Publicado 05/07/2026 • 18:30 | Atualizado há 1 hora

KEY POINTS

  • A ausência de Mojtaba Khamenei, apontado como sucessor do líder supremo, dominou o segundo dia do funeral e aumentou as dúvidas sobre a transição de poder no Irã.
  • O funeral reuniu a cúpula política e militar iraniana, além de representantes do Hamas e do Hezbollah, reforçando as alianças estratégicas construídas por Khamenei.
  • Em meio às negociações com os Estados Unidos, o governo iraniano usa as cerimônias como demonstração de unidade nacional, apoio popular e força do regime.

O segundo dia das cerimônias fúnebres em homenagem ao líder supremo do Irã, Ali Khamenei, reuniu neste domingo (5) milhares de pessoas em Teerã e a principal cúpula política e militar do país. No entanto, a ausência de Mojtaba Khamenei — apontado como sucessor do pai — se tornou um dos principais focos das homenagens e alimentou dúvidas sobre a nova liderança iraniana.

O caixão de Khamenei, coberto pelas cores da bandeira iraniana, foi exposto no complexo religioso Grande Mosalla, diante de uma multidão que participou das cerimônias de luto organizadas pelo governo. Ao lado dele também estavam os caixões de familiares mortos no mesmo ataque aéreo que matou o aiatolá, incluindo uma filha, um genro, uma nora e uma neta de apenas 14 meses.

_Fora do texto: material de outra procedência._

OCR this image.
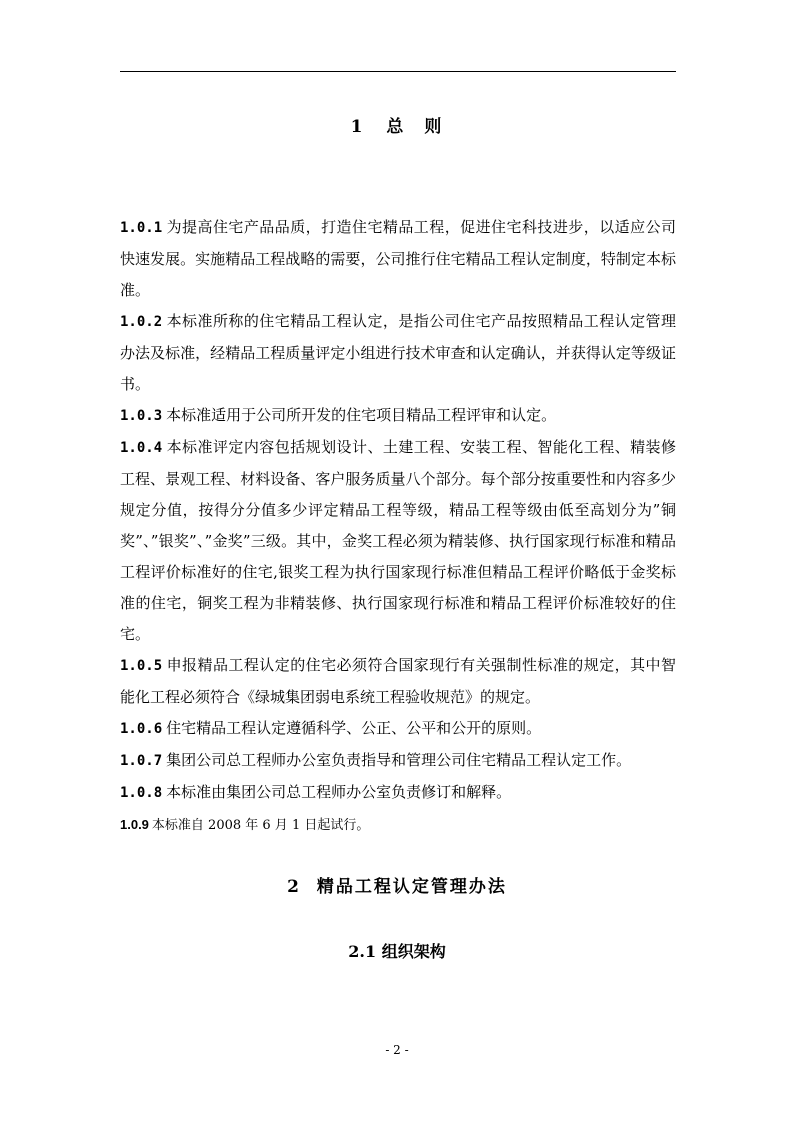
1 总　则

1.0.1 为提高住宅产品品质，打造住宅精品工程，促进住宅科技进步，以适应公司快速发展。实施精品工程战略的需要，公司推行住宅精品工程认定制度，特制定本标准。

1.0.2 本标准所称的住宅精品工程认定，是指公司住宅产品按照精品工程认定管理办法及标准，经精品工程质量评定小组进行技术审查和认定确认，并获得认定等级证书。

1.0.3 本标准适用于公司所开发的住宅项目精品工程评审和认定。

1.0.4 本标准评定内容包括规划设计、土建工程、安装工程、智能化工程、精装修工程、景观工程、材料设备、客户服务质量八个部分。每个部分按重要性和内容多少规定分值，按得分分值多少评定精品工程等级，精品工程等级由低至高划分为”铜奖”、”银奖”、”金奖”三级。其中，金奖工程必须为精装修、执行国家现行标准和精品工程评价标准好的住宅,银奖工程为执行国家现行标准但精品工程评价略低于金奖标准的住宅，铜奖工程为非精装修、执行国家现行标准和精品工程评价标准较好的住宅。

1.0.5 申报精品工程认定的住宅必须符合国家现行有关强制性标准的规定，其中智能化工程必须符合《绿城集团弱电系统工程验收规范》的规定。

1.0.6 住宅精品工程认定遵循科学、公正、公平和公开的原则。

1.0.7 集团公司总工程师办公室负责指导和管理公司住宅精品工程认定工作。

1.0.8 本标准由集团公司总工程师办公室负责修订和解释。

1.0.9 本标准自 2008 年 6 月 1 日起试行。

2 精品工程认定管理办法
2.1 组织架构
- 2 -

Embora três filhos de Khamenei — Masud, Mostafa e Meysam — tenham feito uma rara aparição pública, Mojtaba permaneceu ausente. Segundo o governo iraniano, ele teria sido ferido no início da guerra entre Estados Unidos, Israel e Irã, em 28 de fevereiro, e desde então só se manifesta por meio de mensagens escritas.

A ausência ocorre justamente no momento em que o país tenta consolidar a transição de poder após quase quatro décadas sob o comando de Ali Khamenei, que liderou a República Islâmica desde 1989 até morrer aos 86 anos.

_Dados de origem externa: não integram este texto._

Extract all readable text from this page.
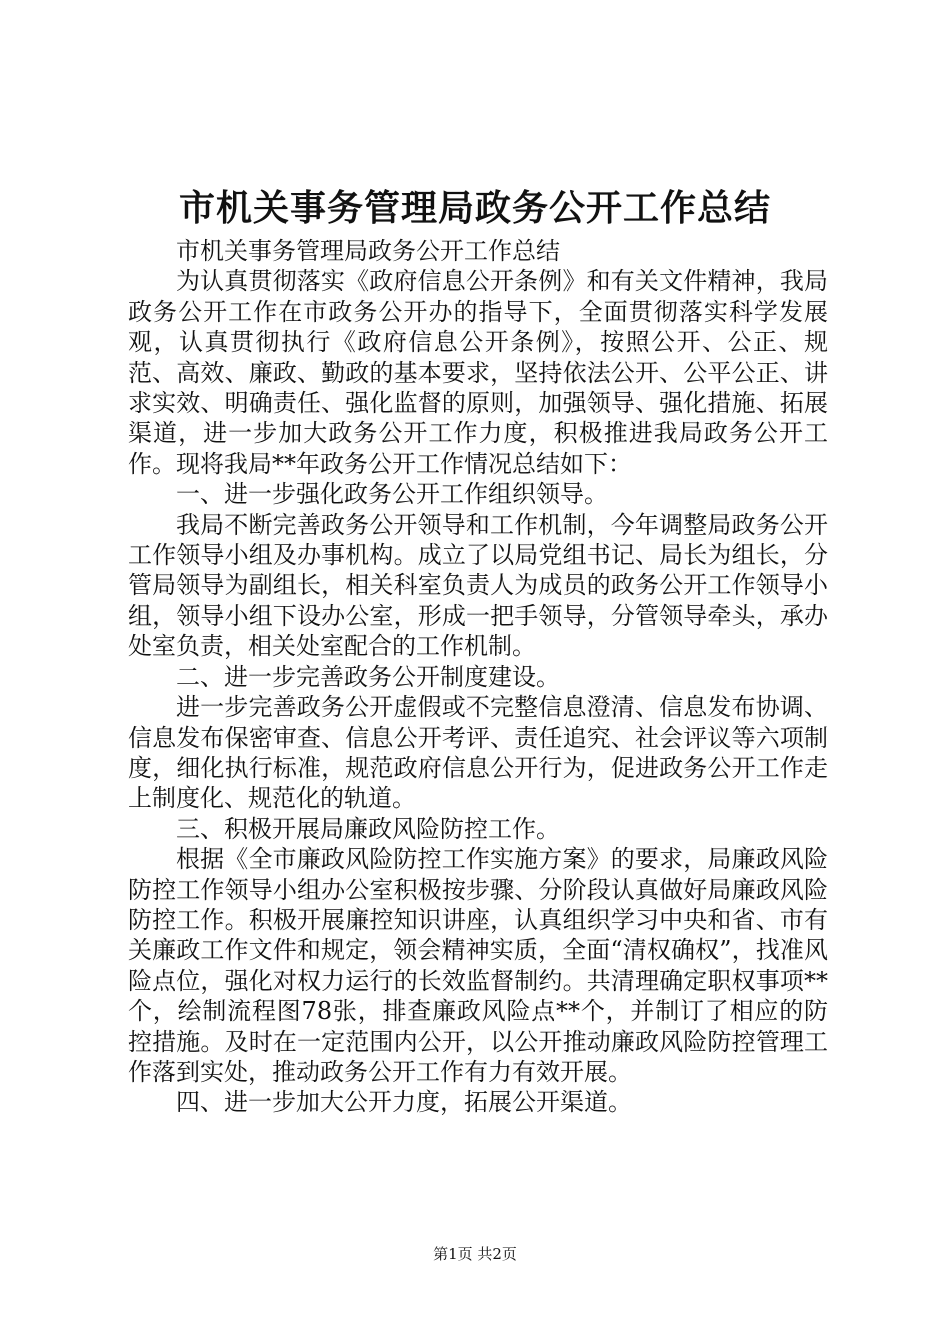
市机关事务管理局政务公开工作总结

市机关事务管理局政务公开工作总结

为认真贯彻落实《政府信息公开条例》和有关文件精神，我局政务公开工作在市政务公开办的指导下，全面贯彻落实科学发展观，认真贯彻执行《政府信息公开条例》，按照公开、公正、规范、高效、廉政、勤政的基本要求，坚持依法公开、公平公正、讲求实效、明确责任、强化监督的原则，加强领导、强化措施、拓展渠道，进一步加大政务公开工作力度，积极推进我局政务公开工作。现将我局**年政务公开工作情况总结如下：

一、进一步强化政务公开工作组织领导。

我局不断完善政务公开领导和工作机制，今年调整局政务公开工作领导小组及办事机构。成立了以局党组书记、局长为组长，分管局领导为副组长，相关科室负责人为成员的政务公开工作领导小组，领导小组下设办公室，形成一把手领导，分管领导牵头，承办处室负责，相关处室配合的工作机制。

二、进一步完善政务公开制度建设。

进一步完善政务公开虚假或不完整信息澄清、信息发布协调、信息发布保密审查、信息公开考评、责任追究、社会评议等六项制度，细化执行标准，规范政府信息公开行为，促进政务公开工作走上制度化、规范化的轨道。

三、积极开展局廉政风险防控工作。

根据《全市廉政风险防控工作实施方案》的要求，局廉政风险防控工作领导小组办公室积极按步骤、分阶段认真做好局廉政风险防控工作。积极开展廉控知识讲座，认真组织学习中央和省、市有关廉政工作文件和规定，领会精神实质，全面“清权确权”，找准风险点位，强化对权力运行的长效监督制约。共清理确定职权事项**个，绘制流程图78张，排查廉政风险点**个，并制订了相应的防控措施。及时在一定范围内公开，以公开推动廉政风险防控管理工作落到实处，推动政务公开工作有力有效开展。

四、进一步加大公开力度，拓展公开渠道。

第1页 共2页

Demonstração de força política

Na primeira fila da cerimônia estavam o presidente do Irã, Masud Pezeshkian, e o presidente do Parlamento, Mohammad Bagher Ghalibaf, considerado hoje uma das figuras mais influentes do regime e responsável por liderar as negociações iranianas com os Estados Unidos.

Em publicação nas redes sociais, Ghalibaf afirmou que a “nação orgulhosa e invencível do Irã islâmico” prestava homenagem ao seu “mártir”.

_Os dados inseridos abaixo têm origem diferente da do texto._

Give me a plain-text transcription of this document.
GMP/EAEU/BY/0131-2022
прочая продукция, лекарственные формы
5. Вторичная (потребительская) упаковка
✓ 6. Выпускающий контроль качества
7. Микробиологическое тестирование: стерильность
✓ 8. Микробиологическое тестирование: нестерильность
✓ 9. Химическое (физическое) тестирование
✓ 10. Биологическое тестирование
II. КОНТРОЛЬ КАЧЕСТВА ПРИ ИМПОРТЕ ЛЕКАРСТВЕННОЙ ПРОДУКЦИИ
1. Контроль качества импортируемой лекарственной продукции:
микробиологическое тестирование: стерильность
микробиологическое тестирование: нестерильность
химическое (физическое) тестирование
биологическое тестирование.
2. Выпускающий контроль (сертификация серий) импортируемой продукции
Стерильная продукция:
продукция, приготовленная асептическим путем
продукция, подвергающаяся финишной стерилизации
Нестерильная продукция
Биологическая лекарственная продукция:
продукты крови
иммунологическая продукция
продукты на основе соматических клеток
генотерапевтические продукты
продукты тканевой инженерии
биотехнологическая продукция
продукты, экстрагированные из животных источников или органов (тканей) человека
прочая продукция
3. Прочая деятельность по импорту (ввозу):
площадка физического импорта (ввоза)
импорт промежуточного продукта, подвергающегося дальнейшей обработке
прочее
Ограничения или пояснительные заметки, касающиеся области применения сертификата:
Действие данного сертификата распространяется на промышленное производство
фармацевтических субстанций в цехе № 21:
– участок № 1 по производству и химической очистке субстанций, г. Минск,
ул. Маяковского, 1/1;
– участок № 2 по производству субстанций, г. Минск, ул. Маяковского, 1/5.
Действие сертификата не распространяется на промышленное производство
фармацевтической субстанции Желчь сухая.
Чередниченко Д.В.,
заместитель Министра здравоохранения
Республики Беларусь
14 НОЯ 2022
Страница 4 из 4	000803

Também participaram da cerimônia os principais comandantes da Guarda Revolucionária, força militar de elite do regime iraniano. Entre eles estavam o general Esmail Qaani, comandante da Força Qods — unidade responsável pelas operações militares do Irã no exterior — e Ahmad Vahidi.

Qaani afirmou à televisão estatal que a morte de Khamenei representou um “fim abençoado” após décadas dedicadas à República Islâmica.

Chamou atenção também a ausência dos ex-presidentes Mohammad Khatami, Mahmoud Ahmadinejad e Hassan Rouhani, todos historicamente marcados por divergências políticas com o antigo líder supremo.

Hamas e Hezbollah enviam representantes

As homenagens também tiveram forte presença dos principais aliados regionais do Irã.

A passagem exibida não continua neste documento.